Юрий Леж - Черный дом
По скрипучей деревянной — надо же, какие раритеты! — лестнице Матвей спустился во дворик, заросший кустами сирени, с полуразвалившимися качелями и детской песочницей в уголке. Во дворике было тихо и пусто, те, кто работал, в эти часы находились за канцелярскими столами или у станков, а те же, кто, подобно Матвею, бездельничал, именуя себя лицами свободных профессий, еще только подымались из собственных постелей, наводили марафет на потрепанные после вчерашнего лица, пытались позавтракать или сразу — по-честному — принимали утреннюю дозу спиртного.
По привычке внимательно, но незаметно оглядывая всё вокруг в поисках возможной или даже невозможной опасности, Матвей не спеша, прогулочным шагом, пересек дворик и как-то сразу, рывком, без плавного перехода оказался на шумной, ревущей моторами и воняющей бензиновым перегаром улице. Многочисленное стадо автомобилей куда-то мчалось по затертому асфальту с такой скоростью, будто за всеми сразу и за каждым в отдельности водителем гнался дьявол, ну, или какая иная нечистая сила рангом пониже, но ничуть от этого не менее опасная. А вот пешеходов было совсем немного, но и они не отличались от своих четырехколесных попутчиков на этой дороге. Все куда-то спешили, невольно толкая друг друга, не желая повременить хотя бы секунду, чтобы пропустить вперед идущего рядом. Манеры их, поведение раздражали Матвея, несмотря на приобретенную уже за долгие годы привычку не обращать внимания на торопящихся, бестолково-суетливых людей.
Сам Матвей никуда не спешил, нужные ему персоны имели обыкновение появляться в условленном месте вне всякого графика, потому застать их в небольшом, подвальном кафе неподалеку от городской достопримечательности — старинных, средневековых еще ворот, отлично отреставрированных после почти пятисот лет забвения — было возможно в любое время. Впрочем, как и прождать полдня и уйти не солоно хлебавши.

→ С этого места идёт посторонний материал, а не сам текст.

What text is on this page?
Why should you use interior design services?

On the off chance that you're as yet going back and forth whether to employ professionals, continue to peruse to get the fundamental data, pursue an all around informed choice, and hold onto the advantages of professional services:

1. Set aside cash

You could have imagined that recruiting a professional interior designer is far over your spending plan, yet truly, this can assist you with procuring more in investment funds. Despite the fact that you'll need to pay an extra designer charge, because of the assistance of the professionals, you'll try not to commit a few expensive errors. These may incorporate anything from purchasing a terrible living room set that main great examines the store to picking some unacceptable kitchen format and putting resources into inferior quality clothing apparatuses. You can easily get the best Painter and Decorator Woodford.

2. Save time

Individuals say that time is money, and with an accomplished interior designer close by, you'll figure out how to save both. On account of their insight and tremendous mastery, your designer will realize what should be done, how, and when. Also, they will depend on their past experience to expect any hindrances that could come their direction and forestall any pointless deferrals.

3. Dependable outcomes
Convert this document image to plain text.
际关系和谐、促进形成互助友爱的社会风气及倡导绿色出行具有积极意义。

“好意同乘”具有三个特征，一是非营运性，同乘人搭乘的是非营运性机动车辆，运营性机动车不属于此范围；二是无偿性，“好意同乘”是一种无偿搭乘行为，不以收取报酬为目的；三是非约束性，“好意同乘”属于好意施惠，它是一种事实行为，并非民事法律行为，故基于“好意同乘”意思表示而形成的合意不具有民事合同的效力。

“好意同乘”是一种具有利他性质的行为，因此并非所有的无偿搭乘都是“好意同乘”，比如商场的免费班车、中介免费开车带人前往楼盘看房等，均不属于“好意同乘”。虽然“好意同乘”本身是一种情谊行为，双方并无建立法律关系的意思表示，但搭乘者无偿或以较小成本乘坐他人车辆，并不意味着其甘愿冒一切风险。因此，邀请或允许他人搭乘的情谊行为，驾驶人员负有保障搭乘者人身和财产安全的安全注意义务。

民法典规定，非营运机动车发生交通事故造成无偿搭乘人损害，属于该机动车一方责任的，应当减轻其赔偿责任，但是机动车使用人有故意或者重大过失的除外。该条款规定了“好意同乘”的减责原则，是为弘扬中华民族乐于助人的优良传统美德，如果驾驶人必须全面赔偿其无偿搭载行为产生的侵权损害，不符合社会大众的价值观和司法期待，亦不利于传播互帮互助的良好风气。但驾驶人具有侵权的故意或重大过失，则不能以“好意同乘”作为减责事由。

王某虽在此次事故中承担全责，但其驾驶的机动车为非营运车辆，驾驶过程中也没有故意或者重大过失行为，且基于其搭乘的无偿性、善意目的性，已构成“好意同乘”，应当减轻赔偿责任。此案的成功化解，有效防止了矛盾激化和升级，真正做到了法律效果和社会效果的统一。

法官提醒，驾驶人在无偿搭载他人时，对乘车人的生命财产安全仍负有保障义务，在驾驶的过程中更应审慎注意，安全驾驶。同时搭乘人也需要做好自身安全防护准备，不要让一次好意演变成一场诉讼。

Но сегодня Матвею повезло сэкономить собственное время, если можно назвать везением раздавшийся возглас: "О! Глазастый пришел. И чего в такую рань?", который встретил его еще на середине крутой каменной лестницы, ведущей в подвал. Глазастым его прозвали едва ли с первого же посещения кафе аборигены и сами охотно откликающиеся по диковинные, иной раз непонятно откуда взявшиеся прозвища. Поначалу Матвея такое обращение, очень тонко намекающее на его разноцветные глаза, раздражало, но постепенно он свыкся и даже начал получать определенное удовольствие от того, что прозвище, вообще-то, никак не отражало особенностей его характера или внешности.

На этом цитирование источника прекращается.